「考える」と「悩む」の違いは?

現在、新横浜駅の新幹線プラットフォームにいます。

新幹線の時間まで15分ほどあるので、グループマネジメントクラスのLINEグループチャットを見ながら、ふと気づいたことを。

言葉の定義の話ですので、私見として。

「考える」ことと「悩む」ことは異なると思っておりまして、こう書くと多くの皆さんは「それはそうだろう」と頷くかと思います。

しかし、本来は「考える」ことを「悩む」と表現していたり、また逆もあるでしょう。

僕はどういうふうに定義しているかというと、

*経験や材料が集まっている状態で、5W1Hを用いるなどし、解決策を見つけることを「考える」

*経験や材料が集まっていない状態で、またそれらが必要だと気づかない状態で考えてしまうことを「悩む」。あるいは解決策を見つけるための経験や材料がないなかで考えてしまうことを「悩む」

こんなふうに定義しています。

これらは今言葉にしてみたので、いずれ定義や表現を行進するかもしれませんが、20年近くこの定義を用いています。

なぜこの定義になったのか?

25歳から28歳まで勤めていたリクルート社での経験によります。当時の僕は学びディビジョンカンパニーというところに所属しており、担当していた仕事は専門学校や大学短大への企画営業です。具体的には、進学リクルートブックという高校生が進路選びに使う情報誌があるのですが、この誌面を広告として学校に営業していました。集客、というよりは学生を集めるための広告を営業し、学生集めという課題を解決してもらうことが仕事でした。

当時、JSコーポレーションという会社やマイナビという会社などが競合で、リクルートよりも安価で広告を売っていましたから、高価なリクルート広告を買ってもらうためには、買うことによりクライアントが課題を解決できると実感、また、実際に解決してもらわねばリピートはありません。

市場はほとんど飽和状態ですから、売上を毎年伸ばすためには、学生を前年よりも多く集め、広告予算を増やしてもらう必要があるわけです。

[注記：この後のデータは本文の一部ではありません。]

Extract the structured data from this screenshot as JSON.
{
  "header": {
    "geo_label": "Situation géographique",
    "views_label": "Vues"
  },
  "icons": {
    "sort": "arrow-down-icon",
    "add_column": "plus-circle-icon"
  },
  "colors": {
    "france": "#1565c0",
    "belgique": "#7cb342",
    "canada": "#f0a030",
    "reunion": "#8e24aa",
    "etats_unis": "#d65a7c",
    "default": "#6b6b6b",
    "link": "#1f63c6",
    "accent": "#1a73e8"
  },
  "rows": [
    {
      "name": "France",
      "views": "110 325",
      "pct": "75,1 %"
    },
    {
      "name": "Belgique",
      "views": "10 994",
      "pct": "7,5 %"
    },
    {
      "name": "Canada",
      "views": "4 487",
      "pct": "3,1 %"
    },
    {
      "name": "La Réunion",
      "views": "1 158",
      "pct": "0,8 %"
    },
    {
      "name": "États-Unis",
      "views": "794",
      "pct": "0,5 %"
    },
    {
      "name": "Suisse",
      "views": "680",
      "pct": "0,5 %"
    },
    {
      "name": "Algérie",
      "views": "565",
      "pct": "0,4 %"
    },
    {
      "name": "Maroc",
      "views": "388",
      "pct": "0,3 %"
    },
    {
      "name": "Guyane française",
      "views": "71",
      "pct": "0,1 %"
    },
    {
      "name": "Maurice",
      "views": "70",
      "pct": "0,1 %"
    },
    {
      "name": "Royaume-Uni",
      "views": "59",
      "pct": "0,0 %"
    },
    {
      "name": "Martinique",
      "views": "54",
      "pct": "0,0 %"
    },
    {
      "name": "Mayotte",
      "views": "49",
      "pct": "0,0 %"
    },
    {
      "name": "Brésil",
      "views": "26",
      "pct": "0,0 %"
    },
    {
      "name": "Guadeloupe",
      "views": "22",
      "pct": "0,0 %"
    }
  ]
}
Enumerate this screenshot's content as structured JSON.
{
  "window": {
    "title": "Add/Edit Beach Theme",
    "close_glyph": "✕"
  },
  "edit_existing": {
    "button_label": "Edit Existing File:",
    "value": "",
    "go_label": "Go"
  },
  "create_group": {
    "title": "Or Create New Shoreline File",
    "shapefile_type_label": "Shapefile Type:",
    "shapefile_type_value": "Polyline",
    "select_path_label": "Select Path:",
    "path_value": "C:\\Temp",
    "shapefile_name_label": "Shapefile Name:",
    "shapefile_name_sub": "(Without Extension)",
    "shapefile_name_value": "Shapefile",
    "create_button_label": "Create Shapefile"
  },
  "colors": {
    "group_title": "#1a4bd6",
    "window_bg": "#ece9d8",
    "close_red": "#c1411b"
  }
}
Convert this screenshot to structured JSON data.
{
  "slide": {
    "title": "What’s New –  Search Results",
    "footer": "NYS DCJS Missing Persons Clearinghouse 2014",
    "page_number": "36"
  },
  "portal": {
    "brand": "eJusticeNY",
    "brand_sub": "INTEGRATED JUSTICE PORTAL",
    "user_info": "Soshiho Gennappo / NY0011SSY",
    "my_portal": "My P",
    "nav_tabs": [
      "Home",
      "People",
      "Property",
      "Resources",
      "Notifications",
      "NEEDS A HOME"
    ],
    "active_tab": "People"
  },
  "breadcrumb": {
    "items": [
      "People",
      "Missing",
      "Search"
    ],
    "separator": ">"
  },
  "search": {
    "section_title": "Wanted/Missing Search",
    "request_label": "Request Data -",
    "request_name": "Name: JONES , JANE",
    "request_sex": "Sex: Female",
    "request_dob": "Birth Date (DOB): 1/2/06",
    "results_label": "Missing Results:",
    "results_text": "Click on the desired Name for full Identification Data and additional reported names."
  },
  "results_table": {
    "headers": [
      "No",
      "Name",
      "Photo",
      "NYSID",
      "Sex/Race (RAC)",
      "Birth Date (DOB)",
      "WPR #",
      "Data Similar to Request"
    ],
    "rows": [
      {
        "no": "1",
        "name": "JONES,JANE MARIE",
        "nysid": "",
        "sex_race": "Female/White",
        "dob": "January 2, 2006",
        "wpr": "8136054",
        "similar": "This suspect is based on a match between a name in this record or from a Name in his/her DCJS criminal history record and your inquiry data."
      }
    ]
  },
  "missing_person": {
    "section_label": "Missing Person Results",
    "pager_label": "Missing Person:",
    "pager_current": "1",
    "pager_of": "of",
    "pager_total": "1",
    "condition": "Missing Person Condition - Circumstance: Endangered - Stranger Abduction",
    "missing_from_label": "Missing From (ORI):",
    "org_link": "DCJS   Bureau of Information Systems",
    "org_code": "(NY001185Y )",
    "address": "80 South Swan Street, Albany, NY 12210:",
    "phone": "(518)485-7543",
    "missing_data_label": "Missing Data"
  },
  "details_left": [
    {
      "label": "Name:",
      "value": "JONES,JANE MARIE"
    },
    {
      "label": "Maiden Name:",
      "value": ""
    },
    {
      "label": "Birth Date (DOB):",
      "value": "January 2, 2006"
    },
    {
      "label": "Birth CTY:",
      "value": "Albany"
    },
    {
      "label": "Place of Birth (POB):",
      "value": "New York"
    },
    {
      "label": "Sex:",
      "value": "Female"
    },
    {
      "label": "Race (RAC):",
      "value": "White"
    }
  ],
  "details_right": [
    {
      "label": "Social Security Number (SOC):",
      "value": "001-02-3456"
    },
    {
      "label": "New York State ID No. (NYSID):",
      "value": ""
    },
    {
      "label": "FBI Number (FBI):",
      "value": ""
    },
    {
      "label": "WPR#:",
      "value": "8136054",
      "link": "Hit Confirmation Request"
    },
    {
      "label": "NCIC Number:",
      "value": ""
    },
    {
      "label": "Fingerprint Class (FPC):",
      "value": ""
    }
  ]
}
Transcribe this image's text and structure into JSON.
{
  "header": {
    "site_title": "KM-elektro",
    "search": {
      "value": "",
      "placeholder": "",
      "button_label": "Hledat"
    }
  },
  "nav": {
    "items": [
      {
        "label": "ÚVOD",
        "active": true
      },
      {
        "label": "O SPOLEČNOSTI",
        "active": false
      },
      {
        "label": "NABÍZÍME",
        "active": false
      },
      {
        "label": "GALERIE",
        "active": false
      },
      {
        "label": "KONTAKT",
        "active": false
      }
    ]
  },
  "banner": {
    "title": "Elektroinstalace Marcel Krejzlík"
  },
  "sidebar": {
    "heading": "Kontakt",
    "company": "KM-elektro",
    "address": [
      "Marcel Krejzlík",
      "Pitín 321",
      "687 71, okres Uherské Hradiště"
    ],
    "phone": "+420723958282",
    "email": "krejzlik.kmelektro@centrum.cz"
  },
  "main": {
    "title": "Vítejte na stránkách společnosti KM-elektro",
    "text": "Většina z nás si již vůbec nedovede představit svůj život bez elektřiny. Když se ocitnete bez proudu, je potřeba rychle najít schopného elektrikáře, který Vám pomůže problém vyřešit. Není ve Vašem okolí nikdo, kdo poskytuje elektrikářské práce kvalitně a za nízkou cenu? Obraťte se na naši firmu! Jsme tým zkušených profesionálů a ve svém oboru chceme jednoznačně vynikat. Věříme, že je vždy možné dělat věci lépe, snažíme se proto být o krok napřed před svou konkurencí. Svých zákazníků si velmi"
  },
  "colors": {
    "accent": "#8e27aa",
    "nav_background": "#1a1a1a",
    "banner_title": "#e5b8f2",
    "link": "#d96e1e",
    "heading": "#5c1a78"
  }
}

だからこそ、ものを売るというよりは解決策を売る。そんなことをやっていました。

ところが25歳当時の僕は社会人経験はじめてということもありまして、そもそも広告とは何か?企画とは何か?提案とは何か?がわかっていません。

そこに入社初日から登場したのが、同じ部署の土門さんという一つ上の先輩でして、「君はまず、毎日企画書を書いてきなさい」と。そんな指導を受けました。

書いてきた企画書を土門さんに見せるのですが、その時言われたのが「今の君には頑張れとしかいえないな」というセリフでして、論理も根拠もないから、提案に値しないだろうと。まずやるべきことは他にあるんじゃないの、というメッセージだったと今では思っています。

そんな土門さんに言われたセリフの一つが、「それは考えているのではなくて、悩んでいるだけだ」というもの。定義は、先に紹介したとおりです。

この先輩は年間で億単位の広告予算を企画とプレゼンテーションで得てくるなど、実績は抜群でしたから、言われて悔しいのだけれども、これは真似しようと思ったんですね。

それで、今に至ります。

考える前段階、すなわち経験も材料もないのに「考えています」という人はいますが、それは悩んでいるのだと僕は思います。

考えるためにやるべきことをやる。「悩んでいる」のであれば、解決策を見出すための経験や材料を集める。

これが、第一歩なんじゃないかと思います。